Wednesday, September 12, 2007

Representation for D.C.?

Matthew Yglesias brings up the fact that he is a taxpaying U.S. citizen living in the United States who has no Congressional representation. A sort-of bipartisan* group of Senators and Representatives have sponsored a bill to give DC a voting representative (presumably a Democrat) in the House, balanced politically by an extra representative for Utah (presumably a Republican) that it barely missed out on at the most recent reapportionment.

*The sort-of-bipartisan group includes Republican Senator Orrin Hatch, not-really Democratic Senator Joe Lieberman, Republican Representative Tom Davis, and Democratic non-voting DC delegate Eleanor Holmes Norton.

On the one hand, I can certainly understand how it's kind of sub-optimal that a city of nearly 600,000 doesn't have any real representation in Congress, especially since it's a fully-incorporated part of the U.S., and not a tax-exempt territory. More than just the vote, the District's non-state status means that services and infrastructure in the District that doesn't directly serve the government is something of an afterthought. But on the other hand, this solution sounds like a temporary compromise that still leaves the people of Washington without full state status, is of very questionable constitutionality, and rewards Utah with an extra Congressman (and Electoral College vote) just as a political favor ("almost" shouldn't count in reapportionment).

The comments to Yglesias's post have all sorts of arguments pro and con, as well as alternative proposals. Some suggest turning the District of Columbia into a state. I'm not sure about the interpretation of the clause in Article I, Section 8 of the Constitution authorizing the formation of the federal district, but I think most people interpret it to mean that a non-state federal district must exist. If that is indeed the case, the Constitution would need to be amended if the District were to be done away with entirely; alternately the District could be reduced to simply the Federal Triangle (i.e., the Mall and its immediate environs) and the rest either retroceded to Maryland or become a state by itself.

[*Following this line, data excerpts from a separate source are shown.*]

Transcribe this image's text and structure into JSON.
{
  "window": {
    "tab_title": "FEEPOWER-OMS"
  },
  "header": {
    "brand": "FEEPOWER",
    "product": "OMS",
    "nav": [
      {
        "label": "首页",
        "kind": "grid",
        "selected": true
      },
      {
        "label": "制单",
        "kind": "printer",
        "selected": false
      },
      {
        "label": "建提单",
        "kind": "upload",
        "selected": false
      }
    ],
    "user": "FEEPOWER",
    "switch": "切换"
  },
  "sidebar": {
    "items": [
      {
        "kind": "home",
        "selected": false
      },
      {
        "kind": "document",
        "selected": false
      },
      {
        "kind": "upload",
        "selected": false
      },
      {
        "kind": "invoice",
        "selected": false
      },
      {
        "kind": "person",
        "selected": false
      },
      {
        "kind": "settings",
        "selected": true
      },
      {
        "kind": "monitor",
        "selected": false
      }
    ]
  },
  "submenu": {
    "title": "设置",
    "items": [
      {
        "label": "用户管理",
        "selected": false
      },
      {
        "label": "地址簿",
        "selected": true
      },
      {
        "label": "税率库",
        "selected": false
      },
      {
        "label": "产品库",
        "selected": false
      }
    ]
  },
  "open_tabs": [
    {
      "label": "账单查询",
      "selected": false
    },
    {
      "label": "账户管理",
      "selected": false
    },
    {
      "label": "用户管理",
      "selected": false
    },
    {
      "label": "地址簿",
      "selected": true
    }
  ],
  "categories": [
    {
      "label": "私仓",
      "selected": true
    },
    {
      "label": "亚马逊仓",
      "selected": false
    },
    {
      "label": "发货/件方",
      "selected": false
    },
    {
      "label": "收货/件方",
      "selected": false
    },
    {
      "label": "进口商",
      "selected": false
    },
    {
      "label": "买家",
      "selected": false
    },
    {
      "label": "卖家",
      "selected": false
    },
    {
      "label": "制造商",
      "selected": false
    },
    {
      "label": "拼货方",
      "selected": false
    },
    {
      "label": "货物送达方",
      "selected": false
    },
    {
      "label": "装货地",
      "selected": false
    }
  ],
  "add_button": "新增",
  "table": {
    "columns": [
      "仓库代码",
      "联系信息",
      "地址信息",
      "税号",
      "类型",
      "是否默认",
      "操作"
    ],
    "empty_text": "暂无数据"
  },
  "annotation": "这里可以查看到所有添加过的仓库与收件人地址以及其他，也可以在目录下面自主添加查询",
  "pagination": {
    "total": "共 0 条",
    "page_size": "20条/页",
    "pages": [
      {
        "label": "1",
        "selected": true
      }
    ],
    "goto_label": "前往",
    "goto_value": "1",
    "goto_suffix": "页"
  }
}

Getting back to the Constitution, I think the point of the aforementioned clause was to set aside an area for the federal government outside of the influence of any state. I don't have anything against that, but I think it may have surprised the Framers of the Constitution to learn that such a large city had grown within the District's limits. While perfectly legal, it does seem contrary to many of the basic principles forming this country for so many people to be disenfranchised. Furthermore, I think at the time there may have concerns that a state government might conflict with the federal government, but since then the federal government has certainly proved itself capable of operating independently of any states on federal property.

If it were all up to me, I'd probably amend the Constitution to allow the dissolution of the District and retrocede the whole thing back to Maryland, but the people in Maryland might not want Washington and the people in Washington might not want Maryland. It might be more preferable to have the District become a state.

But I think to a lot of people (self included) the idea of the capital becoming its own state just seems weird --- not just because it hasn't been for two centuries, but because aesthetically it just doesn't seem like a state. Its population is very small (though greater than Wyoming and not that much less than a few other states) and its area is tiny. And much more so than in other countries, states in the U.S. are supposed to be kind of like little countries, with fully-developed economies of urban and rural areas working together. The District of Columbia doesn't have any real industries besides tourism, and the museums and such are free anyway. Even more than politics, the lack of a money-generating economy may be the biggest stumbling block to statehood, and would also be a good reason for Maryland to be wary of taking them back on. I dunno how to solve that, but it would probably be easier to absorb it into Maryland than to support itself.


At Thursday, September 13, 2007 at 12:09:00 AM PDT, Anonymous Joshua said...

The Utah issue is not really the problem here. Congress has the power to change the number of representatives in the House, although they have not done so for almost 90 years except when a new state was admitted. So Congress could change the size of the House from 435 to 436, and under the formula now in place, Utah apparently would be the state first in line to get the next representative.

It would be politically reasonable to add a "probable Democrat" at the same time as a "probable Republican," if adding a representative for D.C. were constitutional. But that's the real question here.

At Thursday, September 13, 2007 at 12:33:00 AM PDT, Blogger Adam Villani said...

Yeah, I didn't mean to imply that there'd be any constitutional issue with Utah. I can see the political reasons why they're doing it, but it seems lame --- if the real issue is that it's not right for the people of DC to lack representation, then why why say "OK, we'll give them their rights --- but only if we get a political favor out of it."

OK, political tits for tats, especially with adding new states and such has a loooonnnnggg history in this country, but it just seems lame to balance righting an injustice with a political favor.

Maybe its just naive to harp on that aspect of this.